In a nutshell, what I'm trying to acccomplish is the following: suppose I have a message
STORE THE SHINGLES.
Applying a shingle filter with max and min shingle size of 2, we get the tokens:
STORE THE, and THE SHINGLES.
I would like to find a way to parse the message into Logstash such that it is indexed like so:

{
    ...
    "message": "STORE THE SHINGLES",
    "shingle_2": ["STORE THE", "THE SHINGLES"],
    ...
}

If this is not possible, then I was hoping if there was a way to append such shingled data into data that has already been logged and indexed, as in turn this:

{
    ...
    "message": "STORE THE SHINGLES",
    ...
}

...into this:

{
    ...
    "message": "STORE THE SHINGLES",
    "shingle_2": ["STORE THE", "THE SHINGLES"],
    ...
}

Thanks in advance for any help or advice!

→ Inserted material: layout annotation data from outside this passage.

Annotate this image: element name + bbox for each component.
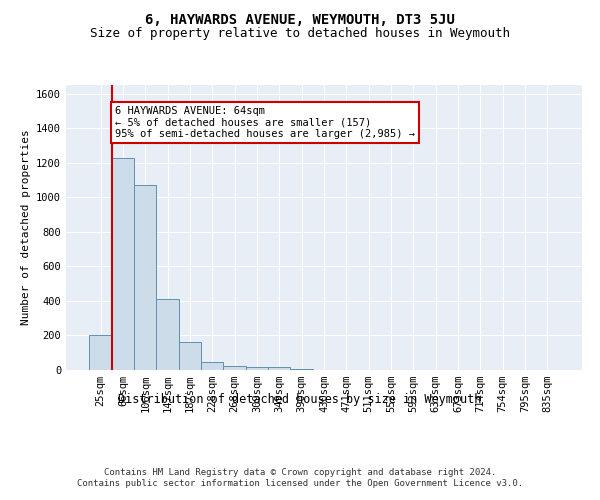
Text: Contains HM Land Registry data © Crown copyright and database right 2024.
Contai: Contains HM Land Registry data © Crown c… xyxy=(77,468,523,487)
Bar xyxy=(223,366,246,370)
Bar xyxy=(179,342,201,370)
Bar xyxy=(112,158,134,370)
Text: Distribution of detached houses by size in Weymouth: Distribution of detached houses by size … xyxy=(118,392,482,406)
Bar xyxy=(157,299,179,370)
Bar xyxy=(290,369,313,370)
Bar xyxy=(201,362,223,370)
Text: Size of property relative to detached houses in Weymouth: Size of property relative to detached ho… xyxy=(90,28,510,40)
Y-axis label: Number of detached properties: Number of detached properties xyxy=(20,130,31,326)
Bar xyxy=(89,334,112,370)
Bar xyxy=(134,185,157,370)
Text: 6 HAYWARDS AVENUE: 64sqm
← 5% of detached houses are smaller (157)
95% of semi-d: 6 HAYWARDS AVENUE: 64sqm ← 5% of detache… xyxy=(115,106,415,139)
Text: 6, HAYWARDS AVENUE, WEYMOUTH, DT3 5JU: 6, HAYWARDS AVENUE, WEYMOUTH, DT3 5JU xyxy=(145,12,455,26)
Bar xyxy=(246,368,268,370)
Bar xyxy=(268,368,290,370)
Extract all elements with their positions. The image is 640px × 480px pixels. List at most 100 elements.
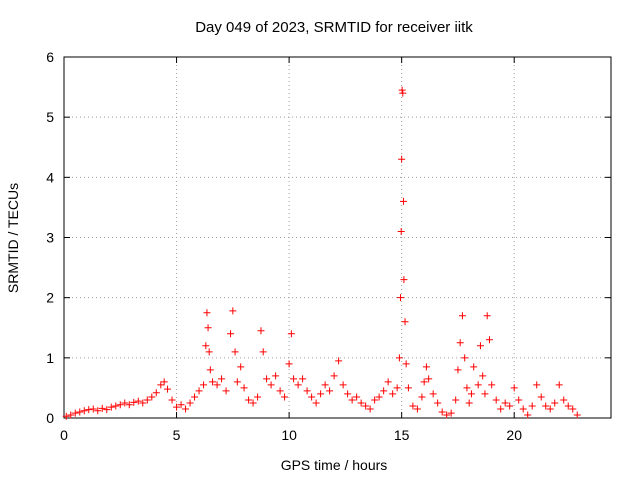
data-point [62,412,70,420]
data-point [476,342,484,350]
data-point [195,387,203,395]
data-point [231,348,239,356]
data-point [398,155,406,163]
data-point [397,227,405,235]
data-point [272,372,280,380]
data-point [157,381,165,389]
data-point [233,378,241,386]
data-point [497,405,505,413]
data-point [326,387,334,395]
data-point [393,384,401,392]
data-point [569,405,577,413]
data-point [488,381,496,389]
data-point [399,89,407,97]
data-point [259,348,267,356]
data-point [479,372,487,380]
data-point [458,312,466,320]
data-point [463,384,471,392]
data-point [177,401,185,409]
data-point [542,402,550,410]
data-point [143,396,151,404]
data-point [202,342,210,350]
data-point [107,403,115,411]
data-point [470,363,478,371]
data-point [281,393,289,401]
data-point [546,405,554,413]
data-point [227,330,235,338]
data-point [418,393,426,401]
data-point [303,387,311,395]
data-point [447,409,455,417]
data-point [94,407,102,415]
data-point [389,390,397,398]
data-point [257,327,265,335]
data-point [116,401,124,409]
data-point [506,402,514,410]
data-point [134,397,142,405]
data-point [299,375,307,383]
data-point [312,399,320,407]
data-point [533,381,541,389]
data-point [294,381,302,389]
data-point [422,363,430,371]
grid [64,57,611,418]
data-point [103,406,111,414]
data-point [130,398,138,406]
data-point [173,403,181,411]
data-point [229,307,237,315]
data-point [465,399,473,407]
data-point [524,411,532,419]
data-point [245,396,253,404]
data-point [205,348,213,356]
data-point [321,381,329,389]
data-point [209,378,217,386]
data-point [222,387,230,395]
data-point [339,381,347,389]
axis-ticks: 0 1 2 3 4 5 6 0 5 10 15 20 [46,49,611,443]
data-point [510,384,518,392]
y-tick-label: 1 [46,350,54,366]
data-point [454,366,462,374]
data-point [182,405,190,413]
x-tick-label: 15 [394,427,410,443]
data-point [452,396,460,404]
y-tick-label: 6 [46,49,54,65]
data-point [492,396,500,404]
data-point [67,411,75,419]
data-point [317,390,325,398]
data-point [139,399,147,407]
data-point [357,399,365,407]
data-point [380,387,388,395]
data-point [474,381,482,389]
data-point [204,324,212,332]
data-point [164,385,172,393]
x-axis-label: GPS time / hours [281,457,388,473]
data-point [560,396,568,404]
y-axis-label: SRMTID / TECUs [5,183,21,293]
data-point [413,405,421,413]
data-point [409,402,417,410]
data-point [213,381,221,389]
data-point [237,363,245,371]
data-point [263,375,271,383]
data-point [206,366,214,374]
data-point [397,294,405,302]
data-point [519,405,527,413]
data-point [429,390,437,398]
chart-title: Day 049 of 2023, SRMTID for receiver iit… [195,19,473,36]
data-point [98,404,106,412]
data-point [112,402,120,410]
data-point [85,406,93,414]
data-point [398,86,406,94]
y-tick-label: 4 [46,169,54,185]
data-point [160,378,168,386]
data-point [344,390,352,398]
data-point [537,393,545,401]
y-tick-label: 2 [46,290,54,306]
data-points [62,86,581,420]
data-point [384,378,392,386]
data-point [200,381,208,389]
data-point [555,381,563,389]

Given this seems to be focussed around processing in Logstash I have moved the thread.

For the time being, I am considering just calling the shingle filter through REST curls, and extracting the needed tokens from the JSONs and storing them to a local file with a custom shell script (I have about 200,000 lines text segments to run through, which I think is a manageable size). After which I could use the translate filter to match messages to their corresponding shingle tokens.

EDIT: Solved using the above method!

This topic was automatically closed 28 days after the last reply. New replies are no longer allowed.